業界的には古典『ピープルウェア』を読んだら名著だった
ソフトウェア界隈では有名なピープルウェアを読みました。本質的で普遍的なアドバイスがたくさん書かれており備忘録としてブログに残そうと思いました。
感想
- 技術的にも知見が広いであろう筆者がソフトウェア開発の問題は社会学的と割り切り、課題とソリューションを提示していて面白い。
- 品質重視、チームビルディング、改善に関する考えは、リーンスタートアップやアジャイルの思想に対する先駆けであると感じた。
- 現在マネジメント職をやっているほとんどの人にとって耳の痛い話が多い。普遍的な課題として昔からあるが解決が非常に難しい問題を扱っているとわかる。

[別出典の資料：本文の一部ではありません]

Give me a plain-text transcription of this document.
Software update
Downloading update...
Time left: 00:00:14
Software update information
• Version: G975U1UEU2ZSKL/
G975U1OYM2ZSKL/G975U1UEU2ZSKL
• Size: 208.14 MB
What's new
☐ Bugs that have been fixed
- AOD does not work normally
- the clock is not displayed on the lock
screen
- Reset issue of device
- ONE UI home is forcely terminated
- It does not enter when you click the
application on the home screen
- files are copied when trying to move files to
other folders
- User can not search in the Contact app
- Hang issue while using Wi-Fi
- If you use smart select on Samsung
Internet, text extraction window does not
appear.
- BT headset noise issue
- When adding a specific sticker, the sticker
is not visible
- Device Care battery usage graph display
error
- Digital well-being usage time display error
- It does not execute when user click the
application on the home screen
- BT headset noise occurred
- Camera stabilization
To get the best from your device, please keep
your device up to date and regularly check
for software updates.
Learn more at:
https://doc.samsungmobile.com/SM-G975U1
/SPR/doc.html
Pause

- 「 電話を減らそう」「メールでのやり取りTips」の部分に関しては時代をとても感じる。逆にギャップを感じるのはこの話くらい。
抜粋
備忘録として残したい内容を私なりにカテゴライズした上で以下に抜粋します。
ソフトウェア開発で起こる問題の正体は・・?
- ソフトウェア開発での問題の多くは技術的よりも社会学的問題である。
- 仕事の人間的な側面より、技術面に注意を多く払うのは、重要だからではなく、単にやりやすいから
- プロジェクトメンバーを結束させる能力のある人は、普通に仕事をする人の二人分の価値がある。
品質第一
- 大抵の人は自尊心を自分の作った製品の品質と強く結びつける傾向がある。
- プログラマーを満足させる最低基準は、今までに達成した最高の品質である。この水準は、マーケットが望み、金を払って手に入れようとするものよりも、ずっと高い。
- 品質至上主義は、世間一般からチームを際立った存在にするので、チームを一つに結束させる役割を果たす。
真のマネジメント、リーダーシップとは
- マネージャーの役割は、人を働かせることにあるのではなくて、人を働く気にさせることである。
- 与えられたグループでやっていこうといったん決めたならば、最良の戦術は部下を信頼することである。ダメな部下でも成功を保証するために防衛的な手段を取れば、自体は悪化する。
- 本当の意味での自主性や自由とは、マネージャーとは違ったやり方で仕事を進められるということだ。
- 最大の成功は「マネジメント」などないかのように、チームがなごやかに一致団結して働いたときである。
開発チームと生産性について
- もし、彼らが最初の時点でその仕事に向いていなければ、ずっと向いていない。こうしたことは、最初に人材を揃えることが何よりも重要だということを意味する。
- 挑戦はチームのメンバーに一緒になって努力する目標を与えるからこそ重要なのだ。挑戦はチームを一つにまとめる道具である。
- チーム編成の目的は、目標を達成することではなく、目標を一致させることである。
退職率を減らすには
- 算出すると人材の退職が企業にとってマイナスでしか無いのは明らかである。
- 退職率が最も低い会社に共通した特徴は、生涯教育プログラムの充実である。
- 人への投資をきちんとマネジメントしている企業は、長い目で見ると繁栄する。
プロジェクトのリスクについて
- プロジェクトがリスクを抱えていることは、その価値を示す印かもしれないということは強調しておく意味があるだろう。
- 私たちがマネジメントし損ないがちなリスクとは、自分自身が失敗するリスクである。
改善について
- 以下に、人々にやり方を変えるように頼むときに、あなた自身に繰り返し唱える呪文を教えよう。呪文: 変化への基本的な反応は、論理的なものではなく情緒的なものである。
- 一般的に、どのような改善にも変化に巻き込まれる人たちがいる、ということを思い起こすのはいいことだ。